The philosophy of the Fireball Forward is that each book will contain rules that will allow you to play the sceanrios in that particular book. So the artillery rules I am writing for the fight for St. Lo are based on the conditions at that battle. When a new book comes out (my friend is going to do one on Villers Bocage)the rules will be tweaked to fit that situation.

I am sure somewhere down the road the rules will allow for a barrage of 122mm howitzers to rain down and smash some poor bloody infantry.


Friday, February 19, 2010

Designing Rules: Engineers and Artists

In between playtest reportss and rules development I'll give some ideas behind the philosophy of the Fireball forward rules.

It is said here in Northern Virginia that wargame rules are like art. Some people like the Impressionists and some people like 18th Century Dutch Still Life. In gaming some Napoleonics players might like 'Carnage and Glory' and other might prefer 'Shako.' Both types of art and both sets of rules are valid and fine examples of their genre but people naturally gravitate to one or the other.

I have found that many wargamers tend to be quite partisan when it comes to rules. They expect certain game mechanisms, sequences of play and level of detail. This tends to cause most rules to follow a model that was created in the 1970s. I think of 'Combat Commander,' (remember that one!) 'Panzer Tactics' and 'Tac Force.' These rules were created (I would argue) from the point of view of an engineer. They focus on elements that can be quantified: range effects on weapons, penetration of warheads, armor thickness, etc. They steer away from combat situations that can not be measured: fear, heroics, training, etc. In recent years this has started to change with most rules have 'morale.' But I would still argue that 'leadership' is very much negelected. Caught in the 1970's model leaders exist to confer either a morale modifer or a combat modifier. They float around the battlefield and bestow their ability like Merlin. Good leaders do so much more than that. But how do you measure good leadership?

I am not an enginner, I am a television producer. What does not interested me about a battle is the penetration of an American 75mm gun against the front armor of a Tiger I at a range of 250 yards. I am interested in the tactics and the drama of a battle. When you read a memior of a soldier in Normandy he talks about laying down fire and then moving out. They worry about snipers and the opening in the hedgerow were the executive officer took a bullet in his head.
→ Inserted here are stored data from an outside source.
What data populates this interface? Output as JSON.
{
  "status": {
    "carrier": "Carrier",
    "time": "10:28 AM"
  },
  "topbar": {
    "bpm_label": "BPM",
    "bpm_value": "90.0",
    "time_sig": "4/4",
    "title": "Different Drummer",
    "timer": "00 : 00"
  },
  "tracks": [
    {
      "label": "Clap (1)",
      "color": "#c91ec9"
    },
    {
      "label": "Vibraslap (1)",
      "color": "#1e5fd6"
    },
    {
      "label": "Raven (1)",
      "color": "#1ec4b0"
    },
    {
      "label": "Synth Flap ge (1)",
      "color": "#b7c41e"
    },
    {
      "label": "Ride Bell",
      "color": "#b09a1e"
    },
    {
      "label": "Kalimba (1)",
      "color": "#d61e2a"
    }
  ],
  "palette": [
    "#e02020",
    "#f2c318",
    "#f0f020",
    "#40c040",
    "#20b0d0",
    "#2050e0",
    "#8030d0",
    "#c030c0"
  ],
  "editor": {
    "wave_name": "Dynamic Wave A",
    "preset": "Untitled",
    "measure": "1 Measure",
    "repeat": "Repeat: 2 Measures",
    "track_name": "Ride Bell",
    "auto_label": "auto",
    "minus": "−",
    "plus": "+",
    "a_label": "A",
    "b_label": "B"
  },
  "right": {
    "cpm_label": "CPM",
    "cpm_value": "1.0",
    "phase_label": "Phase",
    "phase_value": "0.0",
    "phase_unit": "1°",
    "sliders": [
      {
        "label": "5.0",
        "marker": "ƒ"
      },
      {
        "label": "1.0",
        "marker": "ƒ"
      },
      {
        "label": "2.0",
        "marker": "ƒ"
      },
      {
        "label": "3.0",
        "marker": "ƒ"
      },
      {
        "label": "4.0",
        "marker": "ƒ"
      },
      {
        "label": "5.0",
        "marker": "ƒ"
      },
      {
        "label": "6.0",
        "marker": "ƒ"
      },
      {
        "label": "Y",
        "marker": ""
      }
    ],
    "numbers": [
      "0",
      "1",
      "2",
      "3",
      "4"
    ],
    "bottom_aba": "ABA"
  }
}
For them the battle is a series of dramatic events. ie. 'We new the Germans were holding the farmhouse so we laid down some fire with the machine guns and dashed towards the hedgerow on the left flank.' That is the feeling we are trying to achieve in Fireball Forward.

We see the game as highlighting story-lines and dramatic events. This allows for some significant differances from 'traditional'-style (read 1970s) rules. Ultimately, these rules stand on the shoulders of all of the those 'traditional'-style rules but they are moving things in a different direction. I will address those in later posts. Next week I will blog about the infantry rules. I think in tuesday we will be playtesting a sceanrio with artillery rules I'll let you know how those are developing.
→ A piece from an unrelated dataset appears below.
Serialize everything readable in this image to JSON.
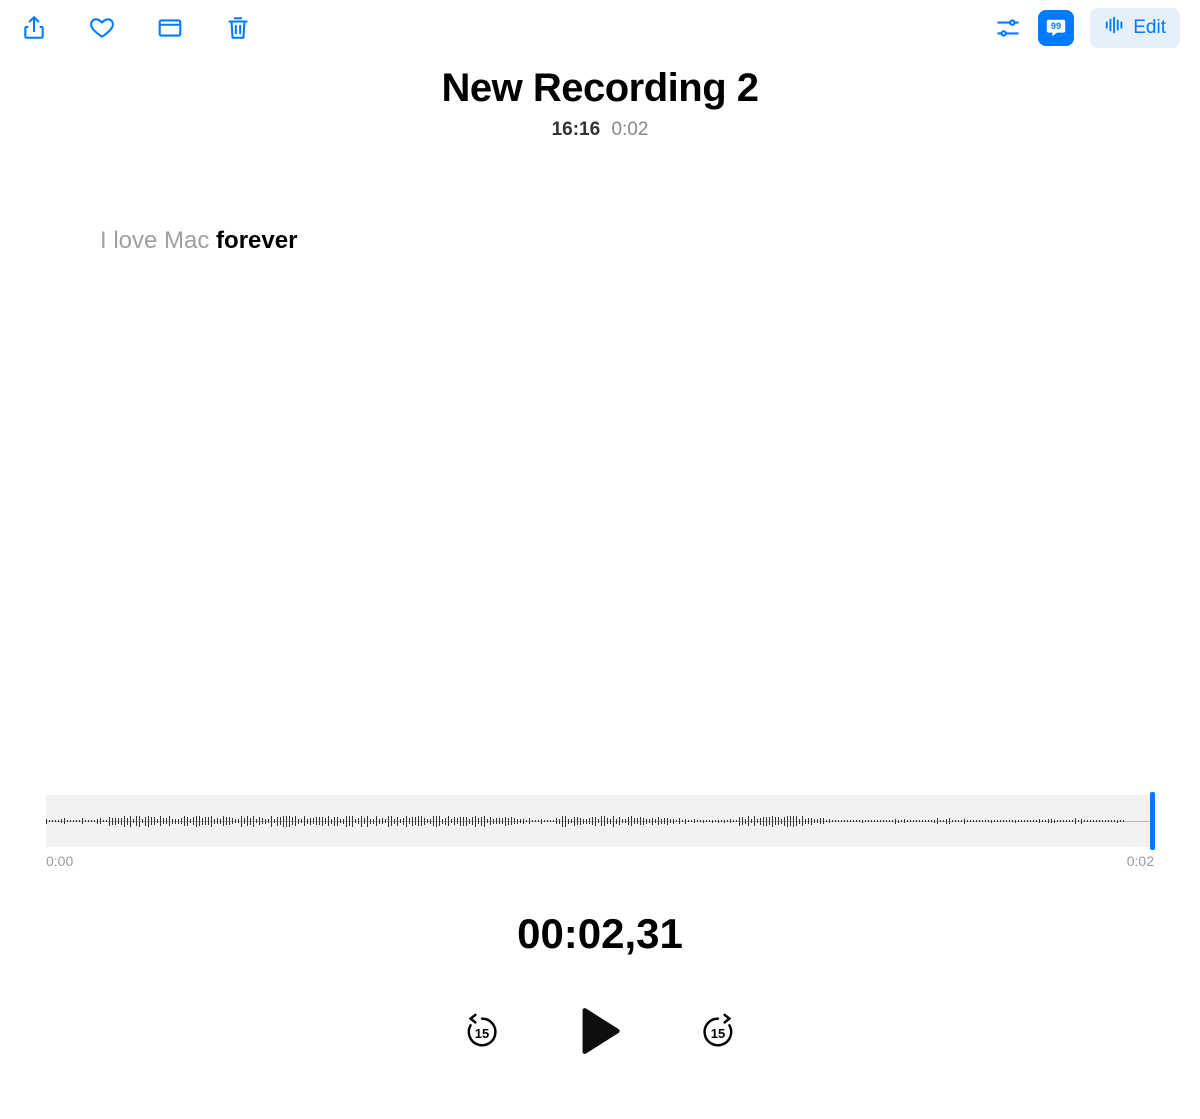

Wednesday, February 17, 2010

Incoming...initial artillery rules.

Ok...we started trying on the artillery rules last night. The scenario is titled 'Steel Curtain' and models a fight between elements of the 2nd SS Engineer Battlion and the US 1st Battalion, 120th Regiment. Historically, the dogfaces stopped an attack by the SS Engineers partly through the liberal application of heavy artillery. But according to the historical record (the US Army official history of the action) the artillery mainly pounded the road network that the Germans were using to support the main assault. Interestingly, the Germans were doing the same to the Americans. Both sides were trying to isolate the fight so reinforcements, supply and general movement would be hindered. Basically it seemed to be interdiction fire. The heavy stuff did not appear to be used in direct support...the US artillery even makes mention of how proud they were not to have killed any/many of their thier own troops. Mortars seems to have been the artillery weapon of choice for the tactical environment.
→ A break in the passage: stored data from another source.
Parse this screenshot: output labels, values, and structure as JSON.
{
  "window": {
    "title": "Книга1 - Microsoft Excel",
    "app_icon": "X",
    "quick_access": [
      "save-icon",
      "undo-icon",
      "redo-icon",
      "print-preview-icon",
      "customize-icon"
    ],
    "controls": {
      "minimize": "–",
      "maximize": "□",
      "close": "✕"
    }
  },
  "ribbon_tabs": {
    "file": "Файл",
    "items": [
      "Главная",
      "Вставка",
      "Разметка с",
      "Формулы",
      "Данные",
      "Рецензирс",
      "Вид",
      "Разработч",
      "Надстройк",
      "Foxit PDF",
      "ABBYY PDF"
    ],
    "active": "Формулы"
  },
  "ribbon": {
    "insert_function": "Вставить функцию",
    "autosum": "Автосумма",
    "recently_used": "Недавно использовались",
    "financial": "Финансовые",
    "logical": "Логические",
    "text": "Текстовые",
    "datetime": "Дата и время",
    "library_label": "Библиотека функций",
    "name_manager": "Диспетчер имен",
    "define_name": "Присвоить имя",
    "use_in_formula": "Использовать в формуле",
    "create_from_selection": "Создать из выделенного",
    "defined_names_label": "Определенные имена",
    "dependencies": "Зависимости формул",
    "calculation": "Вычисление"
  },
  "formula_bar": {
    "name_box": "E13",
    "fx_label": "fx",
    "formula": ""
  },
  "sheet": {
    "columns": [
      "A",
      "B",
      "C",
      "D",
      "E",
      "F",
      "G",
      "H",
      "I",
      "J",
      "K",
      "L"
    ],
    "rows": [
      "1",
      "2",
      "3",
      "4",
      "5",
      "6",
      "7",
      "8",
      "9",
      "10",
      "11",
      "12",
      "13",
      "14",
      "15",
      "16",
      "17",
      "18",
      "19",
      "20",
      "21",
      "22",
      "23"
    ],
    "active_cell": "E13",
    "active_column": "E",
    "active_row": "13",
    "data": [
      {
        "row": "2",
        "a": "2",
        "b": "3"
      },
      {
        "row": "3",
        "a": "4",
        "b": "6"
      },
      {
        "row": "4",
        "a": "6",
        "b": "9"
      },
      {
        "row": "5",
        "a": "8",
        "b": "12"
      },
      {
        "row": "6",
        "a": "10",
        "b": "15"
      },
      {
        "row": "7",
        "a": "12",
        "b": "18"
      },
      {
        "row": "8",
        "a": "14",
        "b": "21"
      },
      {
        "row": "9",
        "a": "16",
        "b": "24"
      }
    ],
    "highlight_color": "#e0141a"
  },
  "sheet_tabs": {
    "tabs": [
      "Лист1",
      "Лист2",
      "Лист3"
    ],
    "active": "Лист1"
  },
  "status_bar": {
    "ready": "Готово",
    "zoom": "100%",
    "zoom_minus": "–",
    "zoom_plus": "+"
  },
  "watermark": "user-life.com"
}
Based on that we break the artillery into two types: light mortars and off-board heavy artillery. Light mortars are placed on the table and can fire either directly at a target or indirectly if directed by a leader. This seemed to work fine although the numbers need to be scrutinized. The greatest thing about using them was the German player had the elements of a platoon all huddled up together against a hedgerow when a battery of 3 60mm mortars fell on them. After they all routed and were rallied by their intreped leader they returned to the hedgrow with sufficient spacing to avoid getting clobbered again. I love it when rules force players to adopt proper tactics!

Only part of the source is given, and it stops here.